By this point, somewhat flustered by having to hurriedly pack our things and by what was happening to us but glad to hear our money was being refunded, I was happy to sign anything, read or unread.

“You don’t want to be here,” one of the officers explained without qualifying just why. “This isn’t the place for you.”

I took it that my choice of motel — and the neighbourhood itself — wasn’t exactly the type of establishment where a couple of elderly Canadian tourists should be hanging out for the night.

Brenda mentioned that since we had nowhere else to go, she was willing to walk down to another nearby motel and check it out for an available room, but the male police officer said bluntly, “You don’t want to be there either.” Oh-oh.

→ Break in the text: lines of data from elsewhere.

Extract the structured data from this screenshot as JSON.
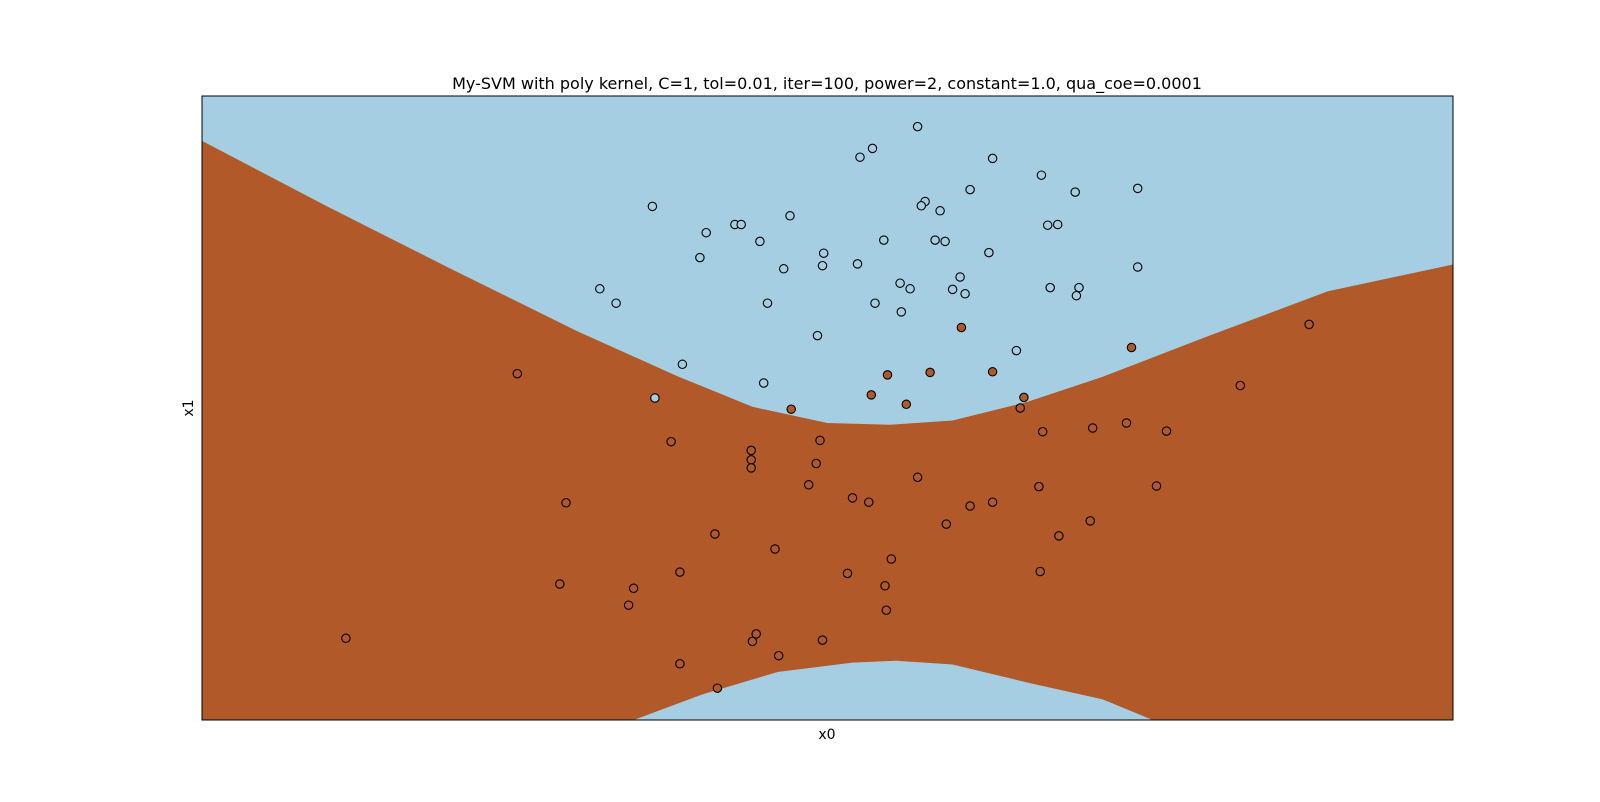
{
  "chart_data": {
    "type": "scatter",
    "title": "My-SVM with poly kernel, C=1, tol=0.01, iter=100, power=2, constant=1.0, qua_coe=0.0001",
    "xlabel": "x0",
    "ylabel": "x1",
    "xlim": [
      0,
      100
    ],
    "ylim": [
      0,
      100
    ],
    "show_ticks": false,
    "grid": false,
    "colors": {
      "class_0": "#a6cee3",
      "class_1": "#b15928",
      "edge": "#000000"
    },
    "decision_regions": {
      "class_1_band": {
        "upper_boundary": [
          [
            0,
            92.8
          ],
          [
            10,
            82.3
          ],
          [
            20,
            72.2
          ],
          [
            30,
            62.3
          ],
          [
            38,
            55.1
          ],
          [
            44,
            50.2
          ],
          [
            50,
            47.6
          ],
          [
            55,
            47.3
          ],
          [
            60,
            48.0
          ],
          [
            66,
            51.0
          ],
          [
            72,
            55.0
          ],
          [
            80,
            61.2
          ],
          [
            90,
            68.7
          ],
          [
            100,
            73.0
          ]
        ],
        "lower_boundary": [
          [
            34.5,
            0
          ],
          [
            40,
            4.1
          ],
          [
            46,
            7.7
          ],
          [
            52,
            9.2
          ],
          [
            55.5,
            9.5
          ],
          [
            60,
            8.9
          ],
          [
            66,
            6.0
          ],
          [
            72,
            3.3
          ],
          [
            76,
            0
          ]
        ]
      }
    },
    "series": [
      {
        "class": 0,
        "points": [
          [
            57.2,
            95.1
          ],
          [
            53.6,
            91.6
          ],
          [
            52.6,
            90.2
          ],
          [
            63.2,
            90.0
          ],
          [
            67.1,
            87.3
          ],
          [
            61.4,
            85.0
          ],
          [
            74.8,
            85.2
          ],
          [
            69.8,
            84.6
          ],
          [
            57.8,
            83.1
          ],
          [
            57.5,
            82.4
          ],
          [
            59.0,
            81.6
          ],
          [
            36.0,
            82.3
          ],
          [
            47.0,
            80.8
          ],
          [
            42.6,
            79.4
          ],
          [
            43.1,
            79.4
          ],
          [
            40.3,
            78.1
          ],
          [
            67.6,
            79.3
          ],
          [
            68.4,
            79.4
          ],
          [
            44.6,
            76.7
          ],
          [
            54.5,
            76.9
          ],
          [
            58.6,
            76.9
          ],
          [
            59.4,
            76.7
          ],
          [
            62.9,
            74.9
          ],
          [
            49.7,
            74.8
          ],
          [
            39.8,
            74.1
          ],
          [
            49.6,
            72.8
          ],
          [
            46.5,
            72.3
          ],
          [
            52.4,
            73.1
          ],
          [
            74.8,
            72.6
          ],
          [
            60.6,
            71.0
          ],
          [
            55.8,
            70.0
          ],
          [
            31.8,
            69.1
          ],
          [
            56.6,
            69.1
          ],
          [
            60.0,
            69.0
          ],
          [
            67.8,
            69.3
          ],
          [
            70.1,
            69.3
          ],
          [
            61.0,
            68.3
          ],
          [
            69.9,
            68.0
          ],
          [
            33.1,
            66.8
          ],
          [
            45.2,
            66.8
          ],
          [
            53.8,
            66.8
          ],
          [
            55.9,
            65.4
          ],
          [
            49.2,
            61.6
          ],
          [
            65.1,
            59.2
          ],
          [
            38.4,
            57.0
          ],
          [
            44.9,
            54.0
          ],
          [
            36.2,
            51.6
          ]
        ]
      },
      {
        "class": 1,
        "points": [
          [
            88.5,
            63.4
          ],
          [
            60.7,
            62.9
          ],
          [
            74.3,
            59.7
          ],
          [
            58.2,
            55.7
          ],
          [
            54.8,
            55.3
          ],
          [
            63.2,
            55.8
          ],
          [
            25.2,
            55.5
          ],
          [
            83.0,
            53.6
          ],
          [
            53.5,
            52.1
          ],
          [
            65.7,
            51.7
          ],
          [
            56.3,
            50.6
          ],
          [
            65.4,
            50.0
          ],
          [
            47.1,
            49.8
          ],
          [
            73.9,
            47.6
          ],
          [
            71.2,
            46.8
          ],
          [
            67.2,
            46.2
          ],
          [
            77.1,
            46.3
          ],
          [
            49.4,
            44.8
          ],
          [
            37.5,
            44.6
          ],
          [
            43.9,
            43.2
          ],
          [
            49.1,
            41.1
          ],
          [
            43.9,
            41.7
          ],
          [
            43.9,
            40.4
          ],
          [
            57.2,
            38.9
          ],
          [
            48.5,
            37.7
          ],
          [
            66.9,
            37.4
          ],
          [
            76.3,
            37.5
          ],
          [
            52.0,
            35.6
          ],
          [
            53.3,
            34.9
          ],
          [
            29.1,
            34.8
          ],
          [
            63.2,
            34.9
          ],
          [
            61.4,
            34.3
          ],
          [
            59.5,
            31.4
          ],
          [
            68.5,
            29.5
          ],
          [
            41.0,
            29.8
          ],
          [
            71.0,
            31.9
          ],
          [
            45.8,
            27.4
          ],
          [
            55.1,
            25.8
          ],
          [
            67.0,
            23.8
          ],
          [
            38.2,
            23.7
          ],
          [
            51.6,
            23.5
          ],
          [
            28.6,
            21.8
          ],
          [
            34.5,
            21.1
          ],
          [
            54.6,
            21.5
          ],
          [
            34.1,
            18.4
          ],
          [
            54.7,
            17.6
          ],
          [
            11.5,
            13.1
          ],
          [
            44.3,
            13.8
          ],
          [
            44.0,
            12.6
          ],
          [
            49.6,
            12.8
          ],
          [
            46.1,
            10.3
          ],
          [
            38.2,
            9.0
          ],
          [
            41.2,
            5.1
          ]
        ]
      }
    ]
  }
}
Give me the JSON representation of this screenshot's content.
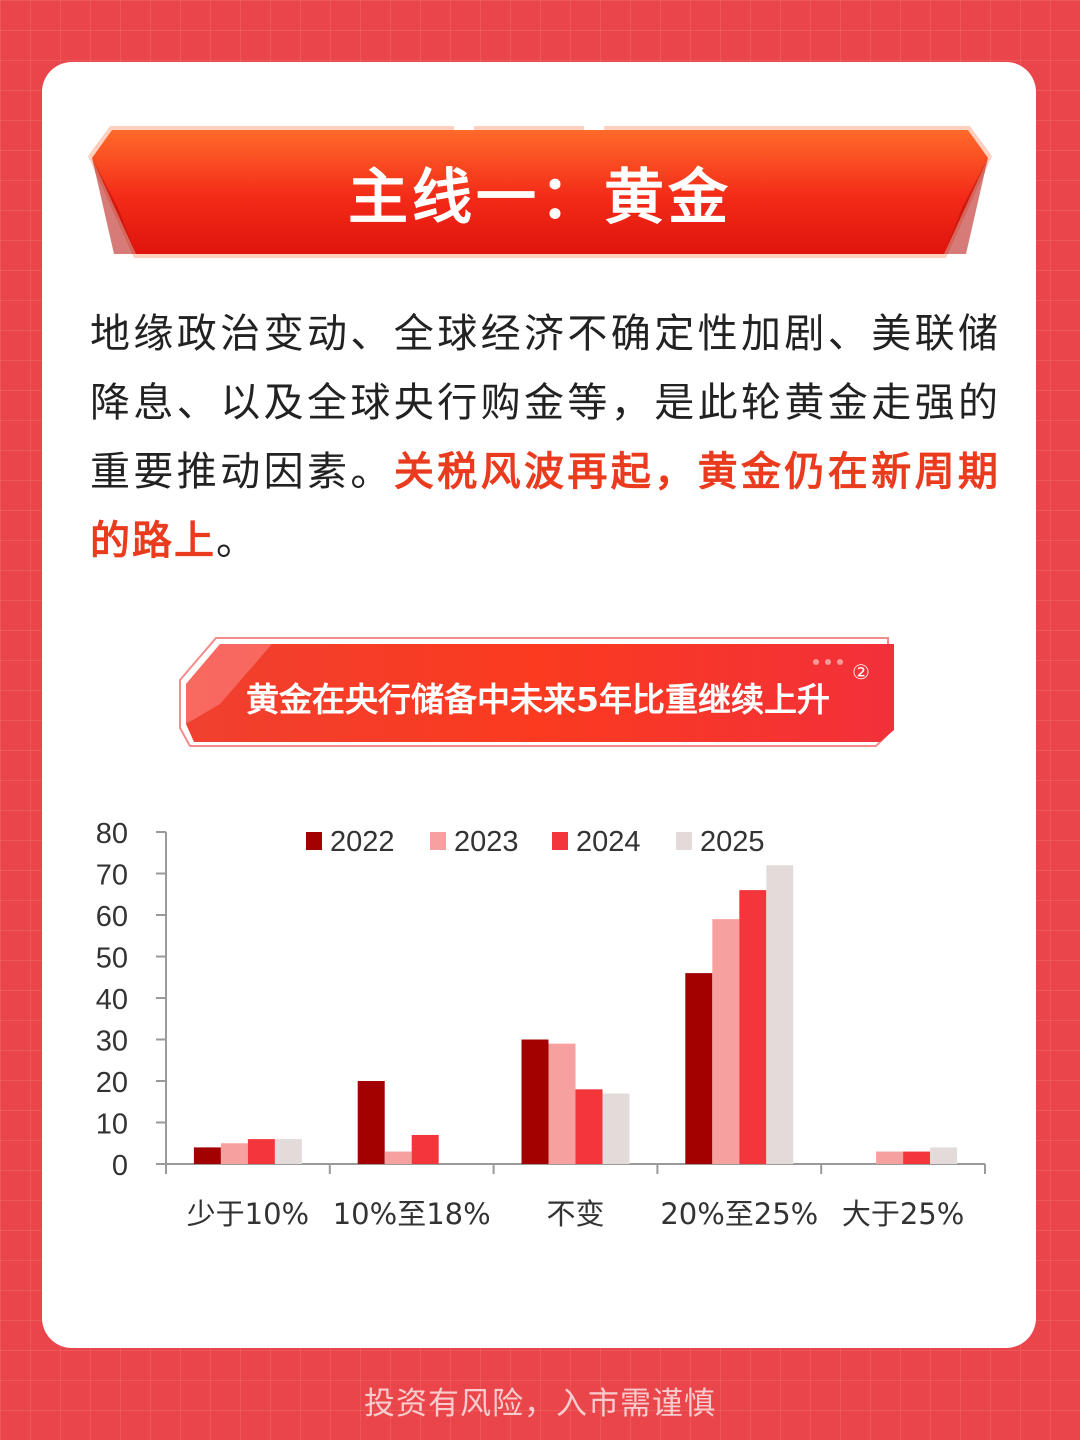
{
  "header": {
    "title": "主线一：黄金"
  },
  "intro": {
    "text_plain": "地缘政治变动、全球经济不确定性加剧、美联储降息、以及全球央行购金等，是此轮黄金走强的重要推动因素。",
    "text_highlight": "关税风波再起，黄金仍在新周期的路上",
    "text_end": "。"
  },
  "subheader": {
    "title": "黄金在央行储备中未来5年比重继续上升",
    "note": "②"
  },
  "colors": {
    "accent": "#ea3b1e",
    "background": "#e9454a",
    "series": [
      "#a30000",
      "#f7a0a0",
      "#f2363c",
      "#e3dbd9"
    ]
  },
  "chart_data": {
    "type": "bar",
    "title": "",
    "xlabel": "",
    "ylabel": "",
    "ylim": [
      0,
      80
    ],
    "yticks": [
      "0",
      "10",
      "20",
      "30",
      "40",
      "50",
      "60",
      "70",
      "80"
    ],
    "grid": false,
    "legend_position": "top",
    "categories": [
      "少于10%",
      "10%至18%",
      "不变",
      "20%至25%",
      "大于25%"
    ],
    "series": [
      {
        "name": "2022",
        "values": [
          4,
          20,
          30,
          46,
          0
        ]
      },
      {
        "name": "2023",
        "values": [
          5,
          3,
          29,
          59,
          3
        ]
      },
      {
        "name": "2024",
        "values": [
          6,
          7,
          18,
          66,
          3
        ]
      },
      {
        "name": "2025",
        "values": [
          6,
          0,
          17,
          72,
          4
        ]
      }
    ]
  },
  "footer": {
    "text": "投资有风险，入市需谨慎"
  }
}
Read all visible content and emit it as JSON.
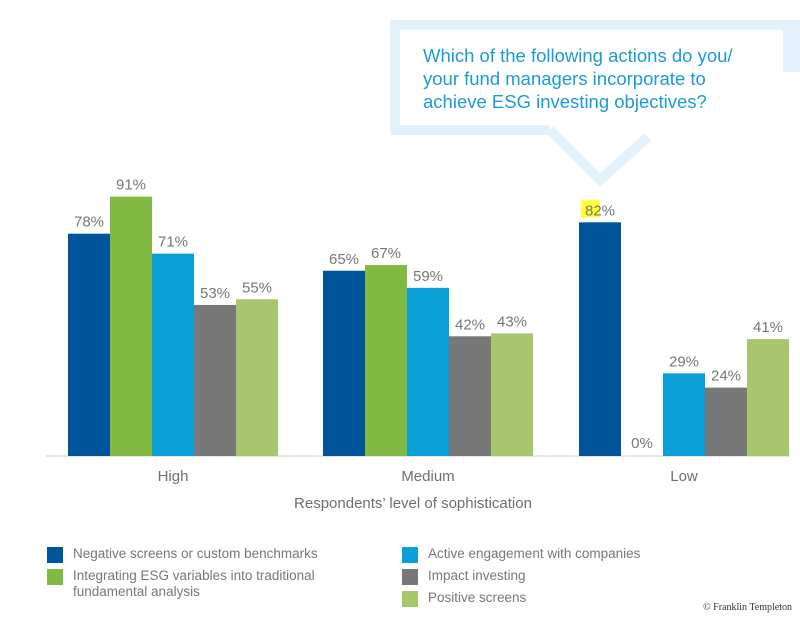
{
  "callout": {
    "lines": [
      "Which of the following actions do you/",
      "your fund managers incorporate to",
      "achieve ESG investing objectives?"
    ]
  },
  "chart_data": {
    "type": "bar",
    "title": "Which of the following actions do you/ your fund managers incorporate to achieve ESG investing objectives?",
    "xlabel": "Respondents’ level of sophistication",
    "ylabel": "",
    "ylim": [
      0,
      100
    ],
    "categories": [
      "High",
      "Medium",
      "Low"
    ],
    "series": [
      {
        "name": "Negative screens or custom benchmarks",
        "color": "#00559a",
        "values": [
          78,
          65,
          82
        ],
        "labels": [
          "78%",
          "65%",
          "82%"
        ]
      },
      {
        "name": "Integrating ESG variables into traditional fundamental analysis",
        "color": "#80ba42",
        "values": [
          91,
          67,
          0
        ],
        "labels": [
          "91%",
          "67%",
          "0%"
        ]
      },
      {
        "name": "Active engagement with companies",
        "color": "#0b9fd8",
        "values": [
          71,
          59,
          29
        ],
        "labels": [
          "71%",
          "59%",
          "29%"
        ]
      },
      {
        "name": "Impact investing",
        "color": "#787878",
        "values": [
          53,
          42,
          24
        ],
        "labels": [
          "53%",
          "42%",
          "24%"
        ]
      },
      {
        "name": "Positive screens",
        "color": "#a8c66c",
        "values": [
          55,
          43,
          41
        ],
        "labels": [
          "55%",
          "43%",
          "41%"
        ]
      }
    ],
    "highlight": {
      "category": "Low",
      "series": 0,
      "text": "82"
    },
    "legend_position": "bottom"
  },
  "legend": {
    "left": [
      {
        "line1": "Negative screens or custom benchmarks",
        "line2": ""
      },
      {
        "line1": "Integrating ESG variables into traditional",
        "line2": "fundamental analysis"
      }
    ],
    "right": [
      "Active engagement with companies",
      "Impact investing",
      "Positive screens"
    ]
  },
  "copyright": "© Franklin Templeton",
  "colors": {
    "callout_border": "#e3f1fb",
    "callout_text": "#1b9bd7",
    "axis": "#cccccc",
    "highlight": "#ffff33"
  }
}
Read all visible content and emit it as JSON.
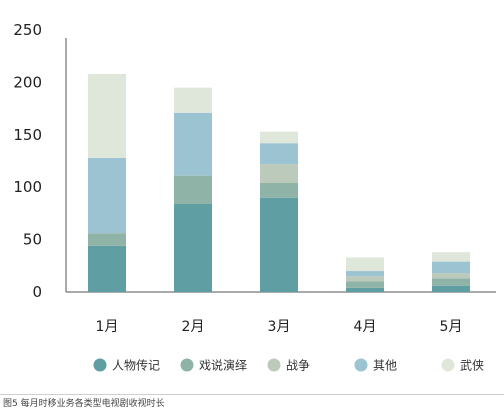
{
  "chart_data": {
    "type": "bar",
    "stacked": true,
    "categories": [
      "1月",
      "2月",
      "3月",
      "4月",
      "5月"
    ],
    "series": [
      {
        "name": "人物传记",
        "color": "#5f9ea3",
        "values": [
          44,
          84,
          90,
          4,
          6
        ]
      },
      {
        "name": "戏说演绎",
        "color": "#8fb3a6",
        "values": [
          12,
          27,
          14,
          6,
          7
        ]
      },
      {
        "name": "战争",
        "color": "#bccabc",
        "values": [
          0,
          0,
          18,
          5,
          5
        ]
      },
      {
        "name": "其他",
        "color": "#9cc3d1",
        "values": [
          72,
          60,
          20,
          5,
          11
        ]
      },
      {
        "name": "武侠",
        "color": "#dfe6da",
        "values": [
          80,
          24,
          11,
          13,
          9
        ]
      }
    ],
    "ylim": [
      0,
      250
    ],
    "yticks": [
      "0",
      "50",
      "100",
      "150",
      "200",
      "250"
    ],
    "ytick_values": [
      0,
      50,
      100,
      150,
      200,
      250
    ],
    "grid": false,
    "legend_position": "bottom"
  },
  "caption": "图5 每月时移业务各类型电视剧收视时长"
}
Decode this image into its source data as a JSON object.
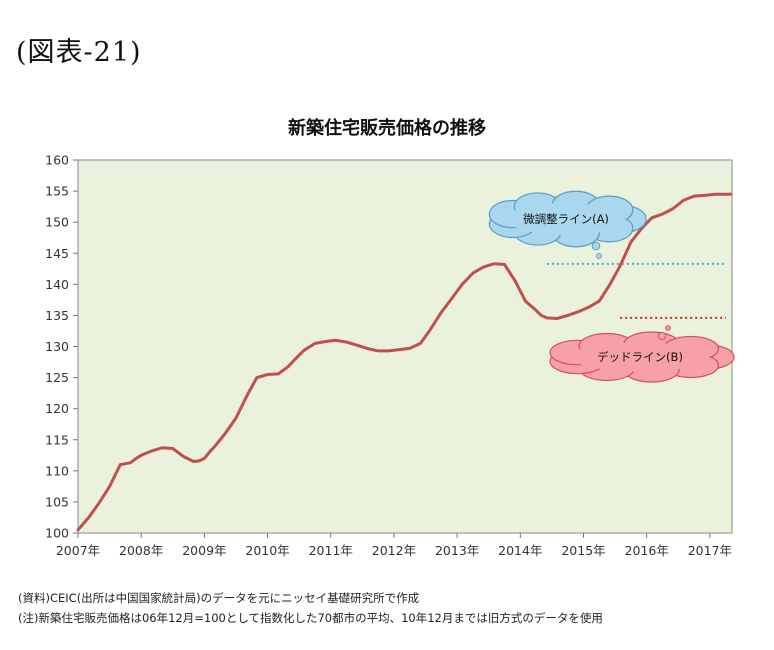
{
  "figure_label": "(図表-21)",
  "notes": [
    "(資料)CEIC(出所は中国国家統計局)のデータを元にニッセイ基礎研究所で作成",
    "(注)新築住宅販売価格は06年12月=100として指数化した70都市の平均、10年12月までは旧方式のデータを使用"
  ],
  "colors": {
    "plot_bg": "#eaf1dd",
    "series": "#c0504d",
    "line_a": "#4bacc6",
    "line_b": "#e02020",
    "cloud_a": "#a9d8ee",
    "cloud_b": "#f8a0a8"
  },
  "chart_data": {
    "type": "line",
    "title": "新築住宅販売価格の推移",
    "xlabel": "",
    "ylabel": "",
    "xlim": [
      2007.0,
      2017.35
    ],
    "ylim": [
      100,
      160
    ],
    "yticks": [
      100,
      105,
      110,
      115,
      120,
      125,
      130,
      135,
      140,
      145,
      150,
      155,
      160
    ],
    "xticks": [
      {
        "value": 2007.0,
        "label": "2007年"
      },
      {
        "value": 2008.0,
        "label": "2008年"
      },
      {
        "value": 2009.0,
        "label": "2009年"
      },
      {
        "value": 2010.0,
        "label": "2010年"
      },
      {
        "value": 2011.0,
        "label": "2011年"
      },
      {
        "value": 2012.0,
        "label": "2012年"
      },
      {
        "value": 2013.0,
        "label": "2013年"
      },
      {
        "value": 2014.0,
        "label": "2014年"
      },
      {
        "value": 2015.0,
        "label": "2015年"
      },
      {
        "value": 2016.0,
        "label": "2016年"
      },
      {
        "value": 2017.0,
        "label": "2017年"
      }
    ],
    "grid": false,
    "legend": "none",
    "series": [
      {
        "x": [
          2007.0,
          2007.17,
          2007.33,
          2007.5,
          2007.67,
          2007.83,
          2007.92,
          2008.0,
          2008.17,
          2008.33,
          2008.5,
          2008.67,
          2008.83,
          2008.92,
          2009.0,
          2009.08,
          2009.17,
          2009.33,
          2009.5,
          2009.67,
          2009.83,
          2010.0,
          2010.17,
          2010.33,
          2010.42,
          2010.58,
          2010.75,
          2010.92,
          2011.08,
          2011.25,
          2011.42,
          2011.58,
          2011.75,
          2011.92,
          2012.08,
          2012.25,
          2012.42,
          2012.58,
          2012.75,
          2012.92,
          2013.08,
          2013.25,
          2013.42,
          2013.58,
          2013.75,
          2013.92,
          2014.08,
          2014.25,
          2014.33,
          2014.42,
          2014.58,
          2014.75,
          2014.92,
          2015.08,
          2015.25,
          2015.42,
          2015.58,
          2015.75,
          2015.92,
          2016.08,
          2016.25,
          2016.42,
          2016.58,
          2016.75,
          2016.92,
          2017.08,
          2017.25,
          2017.33
        ],
        "y": [
          100.5,
          102.5,
          104.8,
          107.5,
          111.0,
          111.3,
          112.0,
          112.5,
          113.2,
          113.7,
          113.6,
          112.3,
          111.5,
          111.6,
          112.0,
          113.0,
          114.0,
          116.0,
          118.5,
          122.0,
          125.0,
          125.5,
          125.6,
          126.8,
          127.8,
          129.4,
          130.5,
          130.8,
          131.0,
          130.7,
          130.2,
          129.7,
          129.3,
          129.3,
          129.5,
          129.7,
          130.5,
          132.8,
          135.5,
          137.8,
          140.0,
          141.8,
          142.8,
          143.3,
          143.2,
          140.5,
          137.3,
          135.8,
          135.0,
          134.6,
          134.5,
          135.0,
          135.6,
          136.3,
          137.3,
          140.0,
          143.0,
          146.8,
          149.0,
          150.7,
          151.3,
          152.2,
          153.5,
          154.2,
          154.3,
          154.5,
          154.5,
          154.5
        ],
        "color": "#c0504d"
      }
    ],
    "annotations": [
      {
        "label": "微調整ライン(A)",
        "y": 143.3,
        "x_start": 2014.42,
        "x_end": 2017.35
      },
      {
        "label": "デッドライン(B)",
        "y": 134.6,
        "x_start": 2015.58,
        "x_end": 2017.35
      }
    ]
  }
}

I then revealed to the police that while Brenda had been down at the motel office trying to arrange a cancellation of our booking, I managed to finally work our phone and find a room for two of our three days at a more established hotel.

But with no means of getting there, the two police officers stepped up and offered Brenda and myself rides to the hotel in their patrol cars.

So into their cars went our luggage and the two of us, Brenda and me each sitting in the back “perp” seats, surrounded by plexiglass and bars. Well, this was certainly unexpected.

For a brief moment, I wondered what our friends or families would have thought about our septugenarian “bust” by the Fort Lauderdale police department as the two police cars raced down Florida State Road 84 to our new hotel.

I pondered the moment. That morning, I had gotten off a cruise ship three days early and thought it was an unseemly end to a highly anticipated vacation. Then, a few hours later, I’m in the back of a police car being taken for a ride by the local constabulary. Hmm, not bad at all.

“You can add this to your bucket list of things you’ve already done,” the female officer said, smiling at Brenda as both officers delivered us in front of the lobby of our new hotel.

Hotel guests waiting outside for airport shuttles gawked as we — two elderly “perpetrators” —disembarked, neither wearing cuffs. Surprise!

“Not every tourist,” said the cop with a laugh, “gets this special treatment.”

 

Bill Eluchok is a retired London Free Press editor and reporter now living in Welland.